La Suisse, qui n’a jamais été une puissance coloniale, a par contre une longue expérience en matière d’aide au développement (la DDC a été créée au printemps 1961) qui s’est inscrite dans la tradition de l’aide humanitaire résultant de la mise en place du CICR, le Comité international de la Croix-Rouge. La neutralité suisse et la présence de l’Office des Nations unies à Genève font de cette ville une capitale des médiations et des médiateurs (je rappelle que le juriste suisse Nicolas Michel est chargé du différend Gabon-Guinée équatoriale concernant les îles et îlots de la baie de Corisco). Le premier des cinq objectifs de politique extérieure du DFAE est d’ailleurs de « favoriser la coexistence pacifique des peuples ». Berne dispose ainsi de 300 représentations extérieures (ambassades, missions, consulats, bureaux de liaison et de coordination), les deux tiers du personnel du DFAE étant en poste à l’étranger.

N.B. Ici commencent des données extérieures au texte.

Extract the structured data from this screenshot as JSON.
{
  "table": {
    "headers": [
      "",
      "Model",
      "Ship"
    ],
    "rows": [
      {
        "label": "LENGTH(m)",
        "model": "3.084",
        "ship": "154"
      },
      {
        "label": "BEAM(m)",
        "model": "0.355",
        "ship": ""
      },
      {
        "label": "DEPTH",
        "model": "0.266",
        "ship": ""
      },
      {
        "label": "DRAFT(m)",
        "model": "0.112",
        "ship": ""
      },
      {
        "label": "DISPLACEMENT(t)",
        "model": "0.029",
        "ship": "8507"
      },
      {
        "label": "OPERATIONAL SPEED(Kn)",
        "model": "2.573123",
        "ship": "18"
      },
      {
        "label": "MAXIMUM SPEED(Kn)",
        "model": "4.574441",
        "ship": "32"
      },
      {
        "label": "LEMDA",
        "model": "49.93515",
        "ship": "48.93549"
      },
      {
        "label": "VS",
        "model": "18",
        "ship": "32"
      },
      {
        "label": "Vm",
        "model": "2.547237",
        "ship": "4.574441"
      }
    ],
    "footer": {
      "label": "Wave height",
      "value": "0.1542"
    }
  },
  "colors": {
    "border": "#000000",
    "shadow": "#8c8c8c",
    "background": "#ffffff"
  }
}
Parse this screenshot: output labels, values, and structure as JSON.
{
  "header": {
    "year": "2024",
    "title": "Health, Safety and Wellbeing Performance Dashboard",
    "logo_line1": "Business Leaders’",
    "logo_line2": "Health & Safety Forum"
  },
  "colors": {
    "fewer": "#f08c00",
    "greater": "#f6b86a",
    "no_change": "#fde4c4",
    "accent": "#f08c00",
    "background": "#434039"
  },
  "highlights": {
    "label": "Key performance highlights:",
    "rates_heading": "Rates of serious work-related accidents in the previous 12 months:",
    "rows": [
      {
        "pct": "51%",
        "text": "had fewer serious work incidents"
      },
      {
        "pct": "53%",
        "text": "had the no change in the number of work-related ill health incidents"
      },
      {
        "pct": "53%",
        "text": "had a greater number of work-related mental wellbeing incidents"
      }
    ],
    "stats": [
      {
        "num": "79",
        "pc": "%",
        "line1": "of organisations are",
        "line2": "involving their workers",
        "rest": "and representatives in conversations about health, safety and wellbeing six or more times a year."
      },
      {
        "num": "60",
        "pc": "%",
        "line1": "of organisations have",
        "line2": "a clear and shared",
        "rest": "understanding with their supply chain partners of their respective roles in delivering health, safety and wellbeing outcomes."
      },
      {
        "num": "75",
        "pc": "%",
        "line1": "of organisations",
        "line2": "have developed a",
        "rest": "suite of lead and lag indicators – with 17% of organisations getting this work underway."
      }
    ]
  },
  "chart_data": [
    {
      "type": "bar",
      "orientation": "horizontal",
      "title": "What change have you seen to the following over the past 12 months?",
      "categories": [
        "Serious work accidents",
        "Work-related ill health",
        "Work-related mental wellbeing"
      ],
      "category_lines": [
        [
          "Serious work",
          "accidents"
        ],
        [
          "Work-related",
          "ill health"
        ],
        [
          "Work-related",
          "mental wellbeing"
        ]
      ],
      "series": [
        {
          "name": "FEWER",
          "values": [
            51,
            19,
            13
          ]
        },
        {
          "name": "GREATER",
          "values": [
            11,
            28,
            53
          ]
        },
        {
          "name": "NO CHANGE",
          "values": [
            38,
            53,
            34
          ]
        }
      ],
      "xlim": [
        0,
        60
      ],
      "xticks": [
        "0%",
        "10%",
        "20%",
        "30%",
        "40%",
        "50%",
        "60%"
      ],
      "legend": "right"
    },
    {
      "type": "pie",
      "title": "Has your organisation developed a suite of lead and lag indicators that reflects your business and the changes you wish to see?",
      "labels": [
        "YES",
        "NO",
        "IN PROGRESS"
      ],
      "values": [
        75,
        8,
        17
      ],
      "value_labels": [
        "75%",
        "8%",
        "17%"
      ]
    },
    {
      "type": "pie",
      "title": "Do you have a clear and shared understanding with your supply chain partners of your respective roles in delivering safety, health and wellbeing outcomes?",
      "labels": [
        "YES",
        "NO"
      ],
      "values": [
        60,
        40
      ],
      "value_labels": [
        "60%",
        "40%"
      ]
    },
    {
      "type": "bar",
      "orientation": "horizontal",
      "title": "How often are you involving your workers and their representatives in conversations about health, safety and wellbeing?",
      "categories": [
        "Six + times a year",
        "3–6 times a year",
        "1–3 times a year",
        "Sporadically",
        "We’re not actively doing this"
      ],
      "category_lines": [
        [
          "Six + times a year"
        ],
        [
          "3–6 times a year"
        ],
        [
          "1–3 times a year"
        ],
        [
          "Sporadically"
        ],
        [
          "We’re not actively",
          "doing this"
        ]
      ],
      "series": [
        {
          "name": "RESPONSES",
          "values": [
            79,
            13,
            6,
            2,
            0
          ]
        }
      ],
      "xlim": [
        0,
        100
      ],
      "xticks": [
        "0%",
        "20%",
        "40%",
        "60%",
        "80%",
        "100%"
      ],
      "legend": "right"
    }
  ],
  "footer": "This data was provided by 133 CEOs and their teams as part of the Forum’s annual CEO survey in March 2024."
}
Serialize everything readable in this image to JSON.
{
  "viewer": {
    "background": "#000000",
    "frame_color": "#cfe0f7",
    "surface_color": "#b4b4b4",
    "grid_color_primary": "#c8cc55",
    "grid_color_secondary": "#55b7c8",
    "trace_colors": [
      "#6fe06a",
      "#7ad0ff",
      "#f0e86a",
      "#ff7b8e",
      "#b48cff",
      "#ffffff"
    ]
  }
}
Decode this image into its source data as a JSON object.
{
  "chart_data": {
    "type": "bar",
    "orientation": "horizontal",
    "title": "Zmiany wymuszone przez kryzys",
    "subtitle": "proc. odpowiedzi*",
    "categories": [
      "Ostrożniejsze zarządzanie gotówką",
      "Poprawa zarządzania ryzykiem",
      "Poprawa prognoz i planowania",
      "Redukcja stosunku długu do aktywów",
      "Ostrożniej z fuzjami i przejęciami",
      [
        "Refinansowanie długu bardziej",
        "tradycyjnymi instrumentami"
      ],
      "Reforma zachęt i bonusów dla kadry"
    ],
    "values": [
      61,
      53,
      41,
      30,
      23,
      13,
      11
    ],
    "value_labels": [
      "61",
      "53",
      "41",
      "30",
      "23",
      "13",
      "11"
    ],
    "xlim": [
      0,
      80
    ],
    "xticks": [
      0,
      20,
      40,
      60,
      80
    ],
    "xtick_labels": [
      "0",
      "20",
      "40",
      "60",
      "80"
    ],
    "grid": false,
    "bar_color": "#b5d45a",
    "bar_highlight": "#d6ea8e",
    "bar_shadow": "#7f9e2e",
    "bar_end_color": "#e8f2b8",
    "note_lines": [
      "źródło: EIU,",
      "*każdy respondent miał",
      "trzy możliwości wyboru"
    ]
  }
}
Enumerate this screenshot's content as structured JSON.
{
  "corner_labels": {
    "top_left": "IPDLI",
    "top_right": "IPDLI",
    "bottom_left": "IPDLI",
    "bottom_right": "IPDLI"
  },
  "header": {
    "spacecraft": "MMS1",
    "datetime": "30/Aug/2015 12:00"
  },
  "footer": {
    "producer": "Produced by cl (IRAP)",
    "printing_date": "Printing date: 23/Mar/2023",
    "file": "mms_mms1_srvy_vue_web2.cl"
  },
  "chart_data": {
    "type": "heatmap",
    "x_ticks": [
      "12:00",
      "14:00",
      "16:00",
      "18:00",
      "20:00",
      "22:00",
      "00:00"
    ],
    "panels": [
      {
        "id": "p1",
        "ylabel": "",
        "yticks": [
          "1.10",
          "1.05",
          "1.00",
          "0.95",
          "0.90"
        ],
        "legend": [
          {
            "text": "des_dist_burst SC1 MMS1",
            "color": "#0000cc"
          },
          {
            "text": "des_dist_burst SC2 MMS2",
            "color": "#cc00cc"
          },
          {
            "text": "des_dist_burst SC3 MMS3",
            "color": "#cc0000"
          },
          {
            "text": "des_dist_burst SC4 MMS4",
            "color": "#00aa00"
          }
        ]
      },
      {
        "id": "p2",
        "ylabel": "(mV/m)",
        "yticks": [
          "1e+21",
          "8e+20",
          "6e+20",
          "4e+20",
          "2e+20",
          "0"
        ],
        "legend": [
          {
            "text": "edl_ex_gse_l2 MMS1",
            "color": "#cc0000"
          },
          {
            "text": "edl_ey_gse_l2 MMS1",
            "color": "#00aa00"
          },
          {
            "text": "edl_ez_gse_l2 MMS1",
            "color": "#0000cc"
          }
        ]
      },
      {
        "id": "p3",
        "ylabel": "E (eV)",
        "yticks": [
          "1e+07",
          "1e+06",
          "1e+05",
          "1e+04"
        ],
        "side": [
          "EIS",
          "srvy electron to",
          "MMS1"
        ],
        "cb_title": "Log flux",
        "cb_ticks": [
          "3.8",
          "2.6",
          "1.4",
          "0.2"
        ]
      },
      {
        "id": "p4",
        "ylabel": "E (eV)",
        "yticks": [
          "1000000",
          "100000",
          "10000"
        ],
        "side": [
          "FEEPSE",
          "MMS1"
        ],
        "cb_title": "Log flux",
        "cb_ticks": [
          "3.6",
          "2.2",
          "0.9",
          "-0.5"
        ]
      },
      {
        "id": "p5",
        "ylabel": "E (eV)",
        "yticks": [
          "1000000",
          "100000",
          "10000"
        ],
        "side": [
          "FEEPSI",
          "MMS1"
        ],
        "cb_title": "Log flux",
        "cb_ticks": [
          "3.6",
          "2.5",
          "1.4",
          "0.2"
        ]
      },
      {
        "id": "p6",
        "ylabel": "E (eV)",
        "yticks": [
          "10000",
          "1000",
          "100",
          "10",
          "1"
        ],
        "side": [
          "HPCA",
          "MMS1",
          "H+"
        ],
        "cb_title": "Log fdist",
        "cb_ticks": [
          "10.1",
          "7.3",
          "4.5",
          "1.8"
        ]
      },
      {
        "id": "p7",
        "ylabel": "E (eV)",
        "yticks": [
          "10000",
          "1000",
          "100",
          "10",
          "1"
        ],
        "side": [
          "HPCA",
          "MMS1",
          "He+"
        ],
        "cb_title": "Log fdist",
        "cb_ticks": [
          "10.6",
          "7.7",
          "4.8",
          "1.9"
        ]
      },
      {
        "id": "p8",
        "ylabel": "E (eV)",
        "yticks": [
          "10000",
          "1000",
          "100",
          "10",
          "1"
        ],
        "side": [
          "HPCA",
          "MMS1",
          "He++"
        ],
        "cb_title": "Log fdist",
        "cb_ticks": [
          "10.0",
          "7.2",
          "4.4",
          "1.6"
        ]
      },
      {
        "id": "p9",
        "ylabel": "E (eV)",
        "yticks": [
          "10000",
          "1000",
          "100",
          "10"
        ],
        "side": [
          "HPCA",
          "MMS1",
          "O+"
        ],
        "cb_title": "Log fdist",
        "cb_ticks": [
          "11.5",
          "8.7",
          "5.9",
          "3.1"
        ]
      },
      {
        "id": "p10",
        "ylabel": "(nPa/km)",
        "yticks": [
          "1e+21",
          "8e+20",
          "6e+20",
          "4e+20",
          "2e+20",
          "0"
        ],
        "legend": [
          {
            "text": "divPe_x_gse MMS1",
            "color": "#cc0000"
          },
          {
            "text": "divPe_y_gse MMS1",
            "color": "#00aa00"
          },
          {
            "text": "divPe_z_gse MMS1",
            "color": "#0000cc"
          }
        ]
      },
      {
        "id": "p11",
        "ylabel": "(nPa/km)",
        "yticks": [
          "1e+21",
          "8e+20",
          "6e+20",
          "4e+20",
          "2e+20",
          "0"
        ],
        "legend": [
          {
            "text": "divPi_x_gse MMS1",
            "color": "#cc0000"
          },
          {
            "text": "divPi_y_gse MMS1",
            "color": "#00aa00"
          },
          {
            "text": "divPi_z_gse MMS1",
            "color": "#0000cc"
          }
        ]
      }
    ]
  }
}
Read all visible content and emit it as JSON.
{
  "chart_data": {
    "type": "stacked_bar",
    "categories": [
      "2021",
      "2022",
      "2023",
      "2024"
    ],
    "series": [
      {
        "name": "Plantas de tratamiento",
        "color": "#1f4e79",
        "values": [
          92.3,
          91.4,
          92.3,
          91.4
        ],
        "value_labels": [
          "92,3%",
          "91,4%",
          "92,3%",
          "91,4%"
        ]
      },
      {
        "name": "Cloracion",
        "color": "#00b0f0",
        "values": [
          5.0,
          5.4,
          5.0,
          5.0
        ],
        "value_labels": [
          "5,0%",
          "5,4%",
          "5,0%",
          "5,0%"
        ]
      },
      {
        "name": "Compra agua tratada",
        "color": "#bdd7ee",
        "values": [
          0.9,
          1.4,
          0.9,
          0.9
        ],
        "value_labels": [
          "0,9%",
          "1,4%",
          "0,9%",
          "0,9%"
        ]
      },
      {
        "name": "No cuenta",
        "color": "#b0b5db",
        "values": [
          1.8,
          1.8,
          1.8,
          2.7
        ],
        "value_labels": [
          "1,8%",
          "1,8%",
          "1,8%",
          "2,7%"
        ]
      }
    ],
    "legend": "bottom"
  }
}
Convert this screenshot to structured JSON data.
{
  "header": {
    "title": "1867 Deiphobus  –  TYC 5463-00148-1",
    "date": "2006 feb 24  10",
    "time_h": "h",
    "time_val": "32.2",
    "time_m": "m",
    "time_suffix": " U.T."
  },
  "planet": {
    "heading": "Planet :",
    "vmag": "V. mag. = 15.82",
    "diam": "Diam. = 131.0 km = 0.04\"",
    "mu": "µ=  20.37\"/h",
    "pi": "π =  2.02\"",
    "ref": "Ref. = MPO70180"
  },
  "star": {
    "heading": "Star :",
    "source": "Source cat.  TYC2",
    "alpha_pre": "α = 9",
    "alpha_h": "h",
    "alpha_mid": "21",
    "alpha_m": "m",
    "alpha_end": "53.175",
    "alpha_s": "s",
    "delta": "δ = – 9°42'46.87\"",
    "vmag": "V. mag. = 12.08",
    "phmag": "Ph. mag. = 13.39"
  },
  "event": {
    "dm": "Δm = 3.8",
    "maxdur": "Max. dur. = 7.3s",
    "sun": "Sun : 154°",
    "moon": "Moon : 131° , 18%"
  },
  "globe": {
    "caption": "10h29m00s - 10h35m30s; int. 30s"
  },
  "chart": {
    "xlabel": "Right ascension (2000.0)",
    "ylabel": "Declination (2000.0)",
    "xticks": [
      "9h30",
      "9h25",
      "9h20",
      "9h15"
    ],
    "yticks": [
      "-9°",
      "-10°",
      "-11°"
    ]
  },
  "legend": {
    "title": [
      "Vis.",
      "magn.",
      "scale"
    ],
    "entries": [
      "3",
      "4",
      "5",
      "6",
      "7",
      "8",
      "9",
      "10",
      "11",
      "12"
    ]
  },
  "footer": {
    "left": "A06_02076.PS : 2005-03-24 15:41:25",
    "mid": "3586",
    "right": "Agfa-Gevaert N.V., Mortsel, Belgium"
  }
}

* Interrogée par Maguette Guèye Diedhiou et Soumeymane Diam Sy (Le Soleil du 21 mars 2012) sur la question de savoir si la francophonie n’est pas trop culturelle au détriment de sa dimension économique, Muriel Berset-Kohen, affirme : « Je ne crois pas que la culture soit la cerise sur le gâteau de la francophonie […] La culture est un besoin fondamental pour la survie de l’être humain. Je ne suis pas d’avis que toutes les organisations doivent faire la même chose. Est-ce que ce serait un gain que la francophonie soit une espèce d’union qui s’occupe de tous les domaines ? Est-ce que c’est réaliste d’y penser, compte tenu de l’étendue géographique de notre espace ? Est-ce que, économiquement, cela a un sens ? Il reviendra aux responsables de répondre à cette question. Et je ne suis pas persuadée que cela soit la voie la plus directe pour arriver vers l’autre objectif du développement ».

** Il semble que, dès le mercredi 1er février 2012, les maisons d’Ibrahim ag Youssouf et de l’ancienne ministre de l’Artisanat Zakietou Walet Halatine, à Kati, non loin de Bamako, aient été pillées et incendiées ainsi que plusieurs résidences et établissements appartenant à des familles d’origine Tamasheq (Touareg), sans que ni la gendarmerie ni l’armée n’interviennent.